Why the timing is not an accident
The DOJ’s filings in federal court in Colorado and Dhillon’s interview arrived in the same window for a reason. The department is building a legal path to force an appellate fight on the Second Amendment. Dhillon called the AR-15 ban “low-hanging fruit” because the Supreme Court’s recent language about “common use” guns and the court’s Smith & Wesson wording make a national ruling plausible. The DOJ is leaning on Heller and Bruen — the two big Second Amendment decisions — and saying the courts should stop letting local politicians pick and choose which rights survive.

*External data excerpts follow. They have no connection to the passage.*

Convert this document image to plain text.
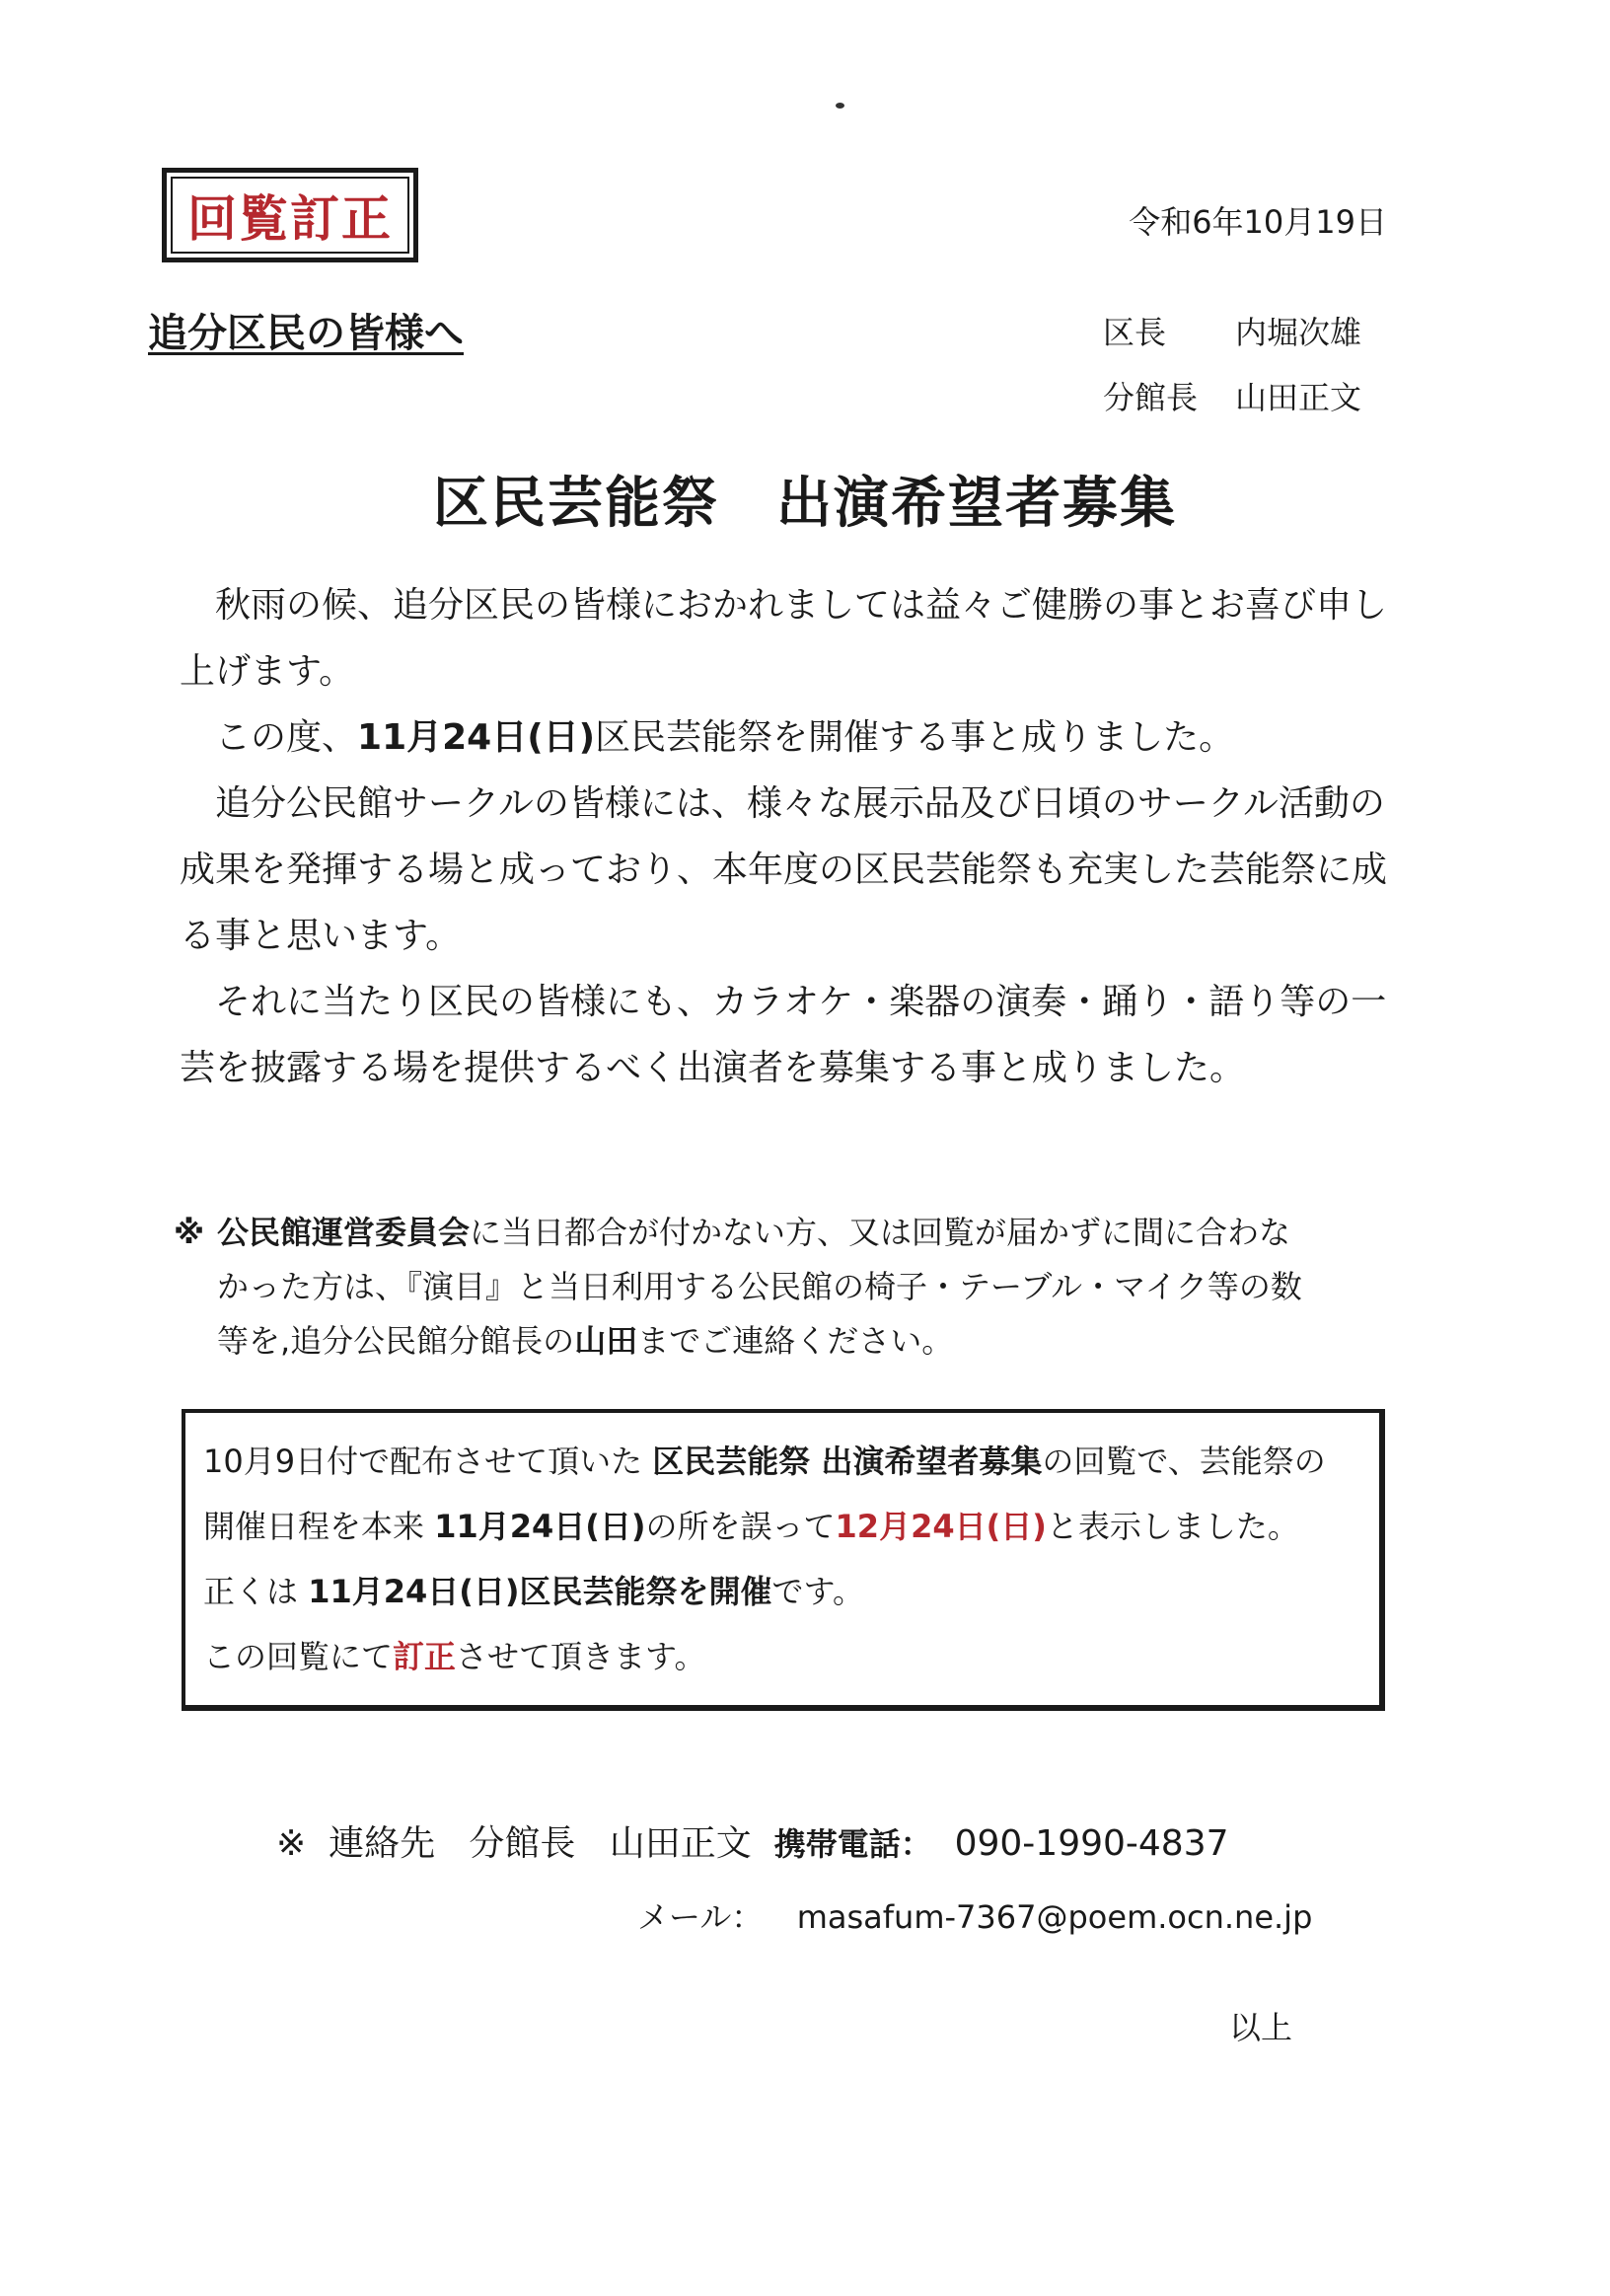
回覧訂正	令和6年10月19日
追分区民の皆様へ	区長 内堀次雄
分館長 山田正文
区民芸能祭　出演希望者募集

秋雨の候、追分区民の皆様におかれましては益々ご健勝の事とお喜び申し上げます。

この度、11月24日(日)区民芸能祭を開催する事と成りました。

追分公民館サークルの皆様には、様々な展示品及び日頃のサークル活動の成果を発揮する場と成っており、本年度の区民芸能祭も充実した芸能祭に成る事と思います。

それに当たり区民の皆様にも、カラオケ・楽器の演奏・踊り・語り等の一芸を披露する場を提供するべく出演者を募集する事と成りました。

※ 公民館運営委員会に当日都合が付かない方、又は回覧が届かずに間に合わな
かった方は、『演目』と当日利用する公民館の椅子・テーブル・マイク等の数
等を,追分公民館分館長の山田までご連絡ください。

10月9日付で配布させて頂いた 区民芸能祭 出演希望者募集の回覧で、芸能祭の

開催日程を本来 11月24日(日)の所を誤って12月24日(日)と表示しました。

正くは 11月24日(日)区民芸能祭を開催です。

この回覧にて訂正させて頂きます。

※ 連絡先 分館長 山田正文 携帯電話： 090-1990-4837
メール： masafum-7367@poem.ocn.ne.jp
以上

What the lawsuits actually challenge
Denver’s ordinance and Colorado’s magazine cap
The complaints target two things: Denver’s ordinance that bans many semiautomatic “assault weapons,” and Colorado’s law that limits magazines to 15 rounds. Acting Attorney General Todd Blanche framed the action bluntly: “The Constitution is not a suggestion.” Dhillon added that Colorado’s magazine ban is political virtue signaling at the expense of a constitutional right. Local officials, including Denver’s mayor and Colorado’s attorney general, have vowed to fight — which is exactly what the DOJ wants, because court fights create the appeals the department aims to win.
How this could reach the Supreme Court
If federal judges rule for the plaintiffs, appeals will follow fast. That could create the perfect vehicle for the Supreme Court to weigh in on whether modern bans on AR-15–style rifles or common magazines pass the Bruen test. Of course, legal scholars disagree about how decisive the Smith & Wesson language really is. Still, the DOJ’s strategy is clear: force a definitive ruling so states and cities can’t keep a patchwork system of unequal rights in place.
Why conservatives should pay attention
This fight isn’t just about rifles or magazines. It’s about whether the Constitution means the same thing in New York City, Denver, and rural America. If the courts accept Dhillon’s argument, local officials who enacted bans as political theater will have to answer in open court. If they don’t, millions of Americans will live under second-class rights depending on their ZIP code. Either way, the DOJ has lit the fuse on a case that could settle a major Second Amendment question. Grab some popcorn and hope judges remember that rights don’t get to be trendy only in certain places.